Car Safety for Seniors at a Crossroads

 In Car Safety Features, Car Safety Rating Systems, Seniors and cars, Vehicle Safety

Drivers 70+ are more likely to be involved in intersection-related crashes than middle-aged drivers. Data also shows seniors struggle to turn left at signalized intersections, are more likely to be struck when there is no signal, and they are 4 times more likely to die in side-impact crashes.

Risk Factors

Why? One unpleasant truth is that cognition and perception decline with age. As a group, older drivers can’t always recognize safe gaps in traffic, fail to yield when appropriate, and misjudge the speed of or fail to see other vehicles.

Another factor is that seniors tend to drive vehicles that are less safe.  The Insurance Institute for Highway Safety found drivers aged 70+ own older, smaller vehicles without important life-saving technologies. They often choose these vehicles over full-size SUVs and trucks because, as one senior complained, “I can’t drive a monster truck. It’s too big.”

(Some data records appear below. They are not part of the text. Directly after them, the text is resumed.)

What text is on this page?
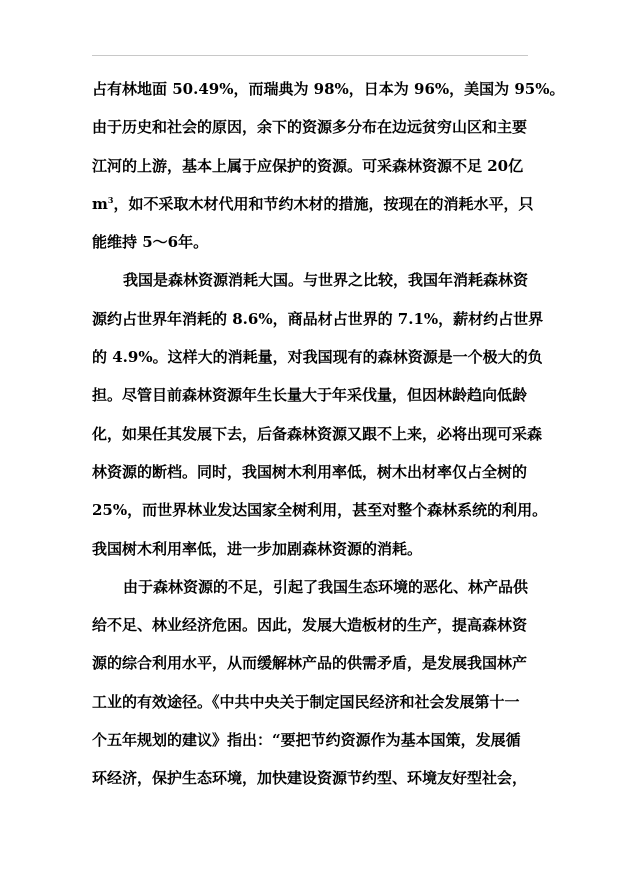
占有林地面 50.49%，而瑞典为 98%，日本为 96%，美国为 95%。
由于历史和社会的原因，余下的资源多分布在边远贫穷山区和主要
江河的上游，基本上属于应保护的资源。可采森林资源不足 20亿
$m^3$，如不采取木材代用和节约木材的措施，按现在的消耗水平，只
能维持 5～6年。
我国是森林资源消耗大国。与世界之比较，我国年消耗森林资
源约占世界年消耗的 8.6%，商品材占世界的 7.1%，薪材约占世界
的 4.9%。这样大的消耗量，对我国现有的森林资源是一个极大的负
担。尽管目前森林资源年生长量大于年采伐量，但因林龄趋向低龄
化，如果任其发展下去，后备森林资源又跟不上来，必将出现可采森
林资源的断档。同时，我国树木利用率低，树木出材率仅占全树的
25%，而世界林业发达国家全树利用，甚至对整个森林系统的利用。
我国树木利用率低，进一步加剧森林资源的消耗。
由于森林资源的不足，引起了我国生态环境的恶化、林产品供
给不足、林业经济危困。因此，发展大造板材的生产，提高森林资
源的综合利用水平，从而缓解林产品的供需矛盾，是发展我国林产
工业的有效途径。《中共中央关于制定国民经济和社会发展第十一
个五年规划的建议》指出：“要把节约资源作为基本国策，发展循
环经济，保护生态环境，加快建设资源节约型、环境友好型社会，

At the same time, Baby Boomers are more active than previous generations. And that active lifestyle includes driving more. In 2021, drivers 65+ comprised 21 percent of all licensed drivers, compared to 17 percent in 2012. Older drivers also increased their annual miles driven by 65% compared to 20 years earlier, according to 2016-2017 National Household Travel Survey.

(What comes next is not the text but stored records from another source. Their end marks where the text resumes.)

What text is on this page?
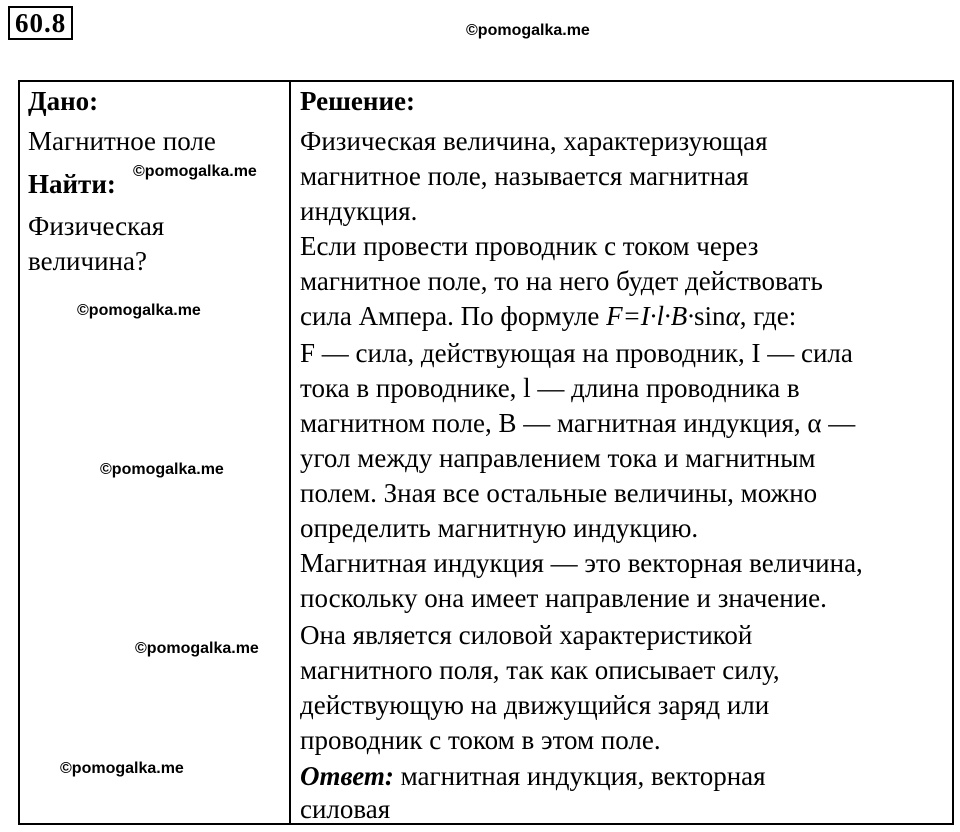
60.8	©pomogalka.me
Дано:
Магнитное поле
Найти: ©pomogalka.me
Физическая
величина?
©pomogalka.me
©pomogalka.me
©pomogalka.me
©pomogalka.me
Решение:
Физическая величина, характеризующая
магнитное поле, называется магнитная
индукция.
Если провести проводник с током через
магнитное поле, то на него будет действовать
сила Ампера. По формуле F=I·l·B·sinα, где:
F — сила, действующая на проводник, I — сила
тока в проводнике, l — длина проводника в
магнитном поле, B — магнитная индукция, α —
угол между направлением тока и магнитным
полем. Зная все остальные величины, можно
определить магнитную индукцию.
Магнитная индукция — это векторная величина,
поскольку она имеет направление и значение.
Она является силовой характеристикой
магнитного поля, так как описывает силу,
действующую на движущийся заряд или
проводник с током в этом поле.
Ответ: магнитная индукция, векторная
силовая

Given these trends, what can we do to keep everyone safer on the road?

New Technology Emerging

Car makers are developing an automated system that could help, left-turn assist. It would work like the forward collision warning systems in new cars. If vehicle-mounted cameras and sensors determined that a left turn would result in a crash, alarms would signal the driver to stop. If the driver didn’t brake in time, the car would automatically stop.

Older drivers may have the most to gain from such driver-assist technologies. Research by insurance companies indicates forward collision avoidance, blind spot detection, and lane departure warnings have reduced or prevented up to a fifth of crashes, 18% of injuries, and a quarter of all fatalities for older drivers.

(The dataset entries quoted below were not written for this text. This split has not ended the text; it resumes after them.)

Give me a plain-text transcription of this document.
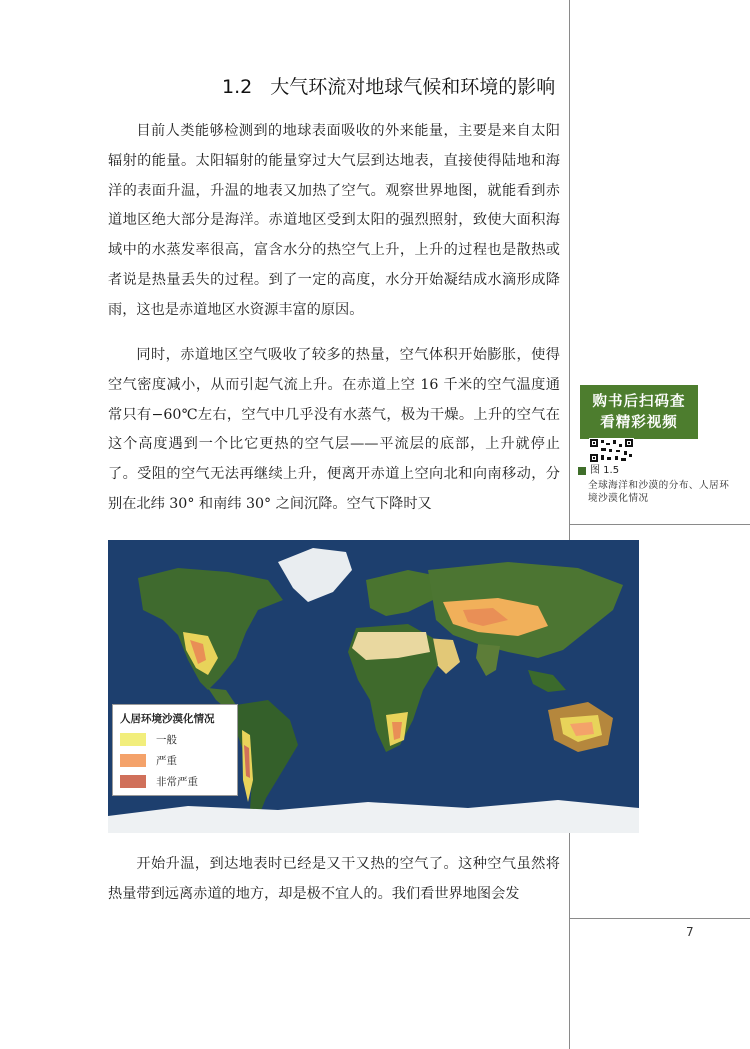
1.2 大气环流对地球气候和环境的影响

目前人类能够检测到的地球表面吸收的外来能量，主要是来自太阳辐射的能量。太阳辐射的能量穿过大气层到达地表，直接使得陆地和海洋的表面升温，升温的地表又加热了空气。观察世界地图，就能看到赤道地区绝大部分是海洋。赤道地区受到太阳的强烈照射，致使大面积海域中的水蒸发率很高，富含水分的热空气上升，上升的过程也是散热或者说是热量丢失的过程。到了一定的高度，水分开始凝结成水滴形成降雨，这也是赤道地区水资源丰富的原因。

同时，赤道地区空气吸收了较多的热量，空气体积开始膨胀，使得空气密度减小，从而引起气流上升。在赤道上空 16 千米的空气温度通常只有−60℃左右，空气中几乎没有水蒸气，极为干燥。上升的空气在这个高度遇到一个比它更热的空气层——平流层的底部，上升就停止了。受阻的空气无法再继续上升，便离开赤道上空向北和向南移动，分别在北纬 30° 和南纬 30° 之间沉降。空气下降时又

人居环境沙漠化情况
一般
严重
非常严重

开始升温，到达地表时已经是又干又热的空气了。这种空气虽然将热量带到远离赤道的地方，却是极不宜人的。我们看世界地图会发

购书后扫码查
看精彩视频
图 1.5
全球海洋和沙漠的分布、人居环境沙漠化情况
7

It’s time for car makers and safety advocates to take a hard look at what would best serve these 32 million drivers. They should prioritize smaller vehicles — better equipped to withstand side collisions — with useful, but not annoying driver-assist technologies, especially for left-turn assist.

It makes economic sense as well. At the end of 2023, according to data published by the Federal Reserve, Baby Boomers held over 51% of the nation’s wealth. There is money to be made and society will be safer as a result.

(This blog appeared as an opinion piece in Ahwatukee Foothill News.)